The Leftovers (Tom Perrotta)

Tom Perrotta's sneaky The Leftovers is the February read for Freebird Books' Post-Apocalyptic Book Club--while I never make it down to Red Hook for the meetings, I'm trying this year to keep up on the books. (Yes, I know it's January. But while I Really Really want to read Colson Whitehead's Zone One, I'm like #35 on the list at the library.)

I call it "sneaky" because it is, at heart, the kind of straightforward domestic literary novel I almost never read. Except for the looming sfnal premise that drew me in: three years before the main action takes place, millions of people all over the world just . . . disappeared.

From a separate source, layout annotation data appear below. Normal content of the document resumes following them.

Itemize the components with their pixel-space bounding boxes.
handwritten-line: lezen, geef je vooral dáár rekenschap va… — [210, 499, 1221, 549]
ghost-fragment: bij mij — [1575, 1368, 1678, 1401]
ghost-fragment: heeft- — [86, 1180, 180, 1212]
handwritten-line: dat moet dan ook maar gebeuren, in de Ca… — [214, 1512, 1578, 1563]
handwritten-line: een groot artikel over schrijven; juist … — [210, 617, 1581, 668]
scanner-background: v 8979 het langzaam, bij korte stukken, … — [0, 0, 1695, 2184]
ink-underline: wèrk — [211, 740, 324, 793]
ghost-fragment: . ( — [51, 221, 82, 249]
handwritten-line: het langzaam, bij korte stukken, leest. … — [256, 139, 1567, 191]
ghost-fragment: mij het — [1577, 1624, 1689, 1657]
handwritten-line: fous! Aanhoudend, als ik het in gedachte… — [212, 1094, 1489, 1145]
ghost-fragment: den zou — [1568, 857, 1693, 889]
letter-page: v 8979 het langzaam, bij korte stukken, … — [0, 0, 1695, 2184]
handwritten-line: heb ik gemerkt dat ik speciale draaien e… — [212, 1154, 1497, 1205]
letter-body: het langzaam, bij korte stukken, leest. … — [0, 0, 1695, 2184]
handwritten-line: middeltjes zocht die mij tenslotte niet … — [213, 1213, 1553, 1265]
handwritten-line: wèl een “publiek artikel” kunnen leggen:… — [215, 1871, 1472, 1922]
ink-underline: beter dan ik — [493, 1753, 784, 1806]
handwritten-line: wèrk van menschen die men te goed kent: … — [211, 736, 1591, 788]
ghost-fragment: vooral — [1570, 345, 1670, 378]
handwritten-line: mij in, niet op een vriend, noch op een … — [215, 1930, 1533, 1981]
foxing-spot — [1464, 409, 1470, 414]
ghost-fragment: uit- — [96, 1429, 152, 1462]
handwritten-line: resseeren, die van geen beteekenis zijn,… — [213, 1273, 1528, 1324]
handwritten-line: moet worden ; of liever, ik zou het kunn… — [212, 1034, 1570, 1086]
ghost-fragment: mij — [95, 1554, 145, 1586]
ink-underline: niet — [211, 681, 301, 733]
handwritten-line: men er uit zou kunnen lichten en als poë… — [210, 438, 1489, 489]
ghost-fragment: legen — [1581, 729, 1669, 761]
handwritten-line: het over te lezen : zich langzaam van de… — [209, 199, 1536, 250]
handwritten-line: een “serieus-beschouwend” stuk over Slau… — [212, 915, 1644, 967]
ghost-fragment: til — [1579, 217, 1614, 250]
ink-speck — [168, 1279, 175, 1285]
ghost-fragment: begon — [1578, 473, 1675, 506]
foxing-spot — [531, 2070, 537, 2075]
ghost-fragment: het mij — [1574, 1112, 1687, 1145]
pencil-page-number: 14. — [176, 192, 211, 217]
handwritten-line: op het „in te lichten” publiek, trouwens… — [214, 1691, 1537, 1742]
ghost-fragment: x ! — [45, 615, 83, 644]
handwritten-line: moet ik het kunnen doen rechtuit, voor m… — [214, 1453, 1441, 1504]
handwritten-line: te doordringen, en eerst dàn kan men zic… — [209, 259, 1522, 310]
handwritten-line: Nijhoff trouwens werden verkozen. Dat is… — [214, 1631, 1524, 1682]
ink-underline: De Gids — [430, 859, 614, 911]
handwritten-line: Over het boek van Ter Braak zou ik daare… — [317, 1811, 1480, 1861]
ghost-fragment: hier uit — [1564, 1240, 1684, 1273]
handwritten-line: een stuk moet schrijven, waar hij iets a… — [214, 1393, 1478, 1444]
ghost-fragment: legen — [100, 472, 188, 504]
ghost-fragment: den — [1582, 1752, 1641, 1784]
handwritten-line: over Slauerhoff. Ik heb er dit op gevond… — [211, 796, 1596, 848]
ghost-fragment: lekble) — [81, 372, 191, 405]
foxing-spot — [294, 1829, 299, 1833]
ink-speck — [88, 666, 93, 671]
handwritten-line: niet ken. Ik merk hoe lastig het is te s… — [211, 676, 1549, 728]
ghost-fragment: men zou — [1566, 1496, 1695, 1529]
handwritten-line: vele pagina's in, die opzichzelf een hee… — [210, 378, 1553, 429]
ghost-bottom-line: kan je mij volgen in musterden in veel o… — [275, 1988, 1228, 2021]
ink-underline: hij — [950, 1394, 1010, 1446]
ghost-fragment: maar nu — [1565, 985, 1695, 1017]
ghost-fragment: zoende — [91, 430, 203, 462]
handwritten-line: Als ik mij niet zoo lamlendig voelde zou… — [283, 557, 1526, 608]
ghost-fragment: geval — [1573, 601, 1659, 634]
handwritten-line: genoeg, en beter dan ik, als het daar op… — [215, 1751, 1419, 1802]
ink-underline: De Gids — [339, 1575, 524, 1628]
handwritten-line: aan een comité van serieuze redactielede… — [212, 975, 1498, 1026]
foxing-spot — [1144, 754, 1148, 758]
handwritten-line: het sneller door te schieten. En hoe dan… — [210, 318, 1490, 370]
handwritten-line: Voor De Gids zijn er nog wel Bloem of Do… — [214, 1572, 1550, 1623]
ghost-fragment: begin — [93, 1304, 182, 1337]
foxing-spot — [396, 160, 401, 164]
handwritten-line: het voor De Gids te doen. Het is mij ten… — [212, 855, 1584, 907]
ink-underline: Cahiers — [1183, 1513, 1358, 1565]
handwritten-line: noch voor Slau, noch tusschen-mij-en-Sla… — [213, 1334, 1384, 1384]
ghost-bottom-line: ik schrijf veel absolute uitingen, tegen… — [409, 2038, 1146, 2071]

It wasn't a proper Rapture at all, as the remaining premillenial Christians point out sourly--heathens, Jews, Muslims, Buddhists, and all manner of sinners vanished as well as true believers. Perrotta never tries to explain what happened; instead, he simply explores a world that's suffered such a drastic and mysterious loss, both people who are forever changed and those struggling to recreate normalcy in the face of what becomes known as the Sudden Departure.

At the heart of the narrative are the Garveys: Laurie, who has abandoned her husband and children to join a cult called the Guilty Remnant, whose faith includes a vow of silence and constant cigarette smoking; Kevin, mayor of their small suburban town, tentatively starting a relationship with a melancholy woman whose entire family Departed; son Tom, who dropped out of college to follow Holy Wayne, a self-styled prophet with a predilection for teenage Asian girls; and seventeen-year-old Jill, a former A student fallen in with the worst crowd that will have her.

The Leftovers is largely a meditation on grief, what it does to individuals, families, and society. Which isn't to say that it isn't also funny in places, sweet in others. While it's only tangentially a post-apocalyptic novel, it's still a good one, I think in the very realistic-novel sense that would have made me shy away from the book without the improbable hook: the characters are fully, recognizably human, and their attempts to rebuild their lives wholly believable. I feel a little humbled by my liking it: perhaps this genre of "literary fiction" has some gems after all.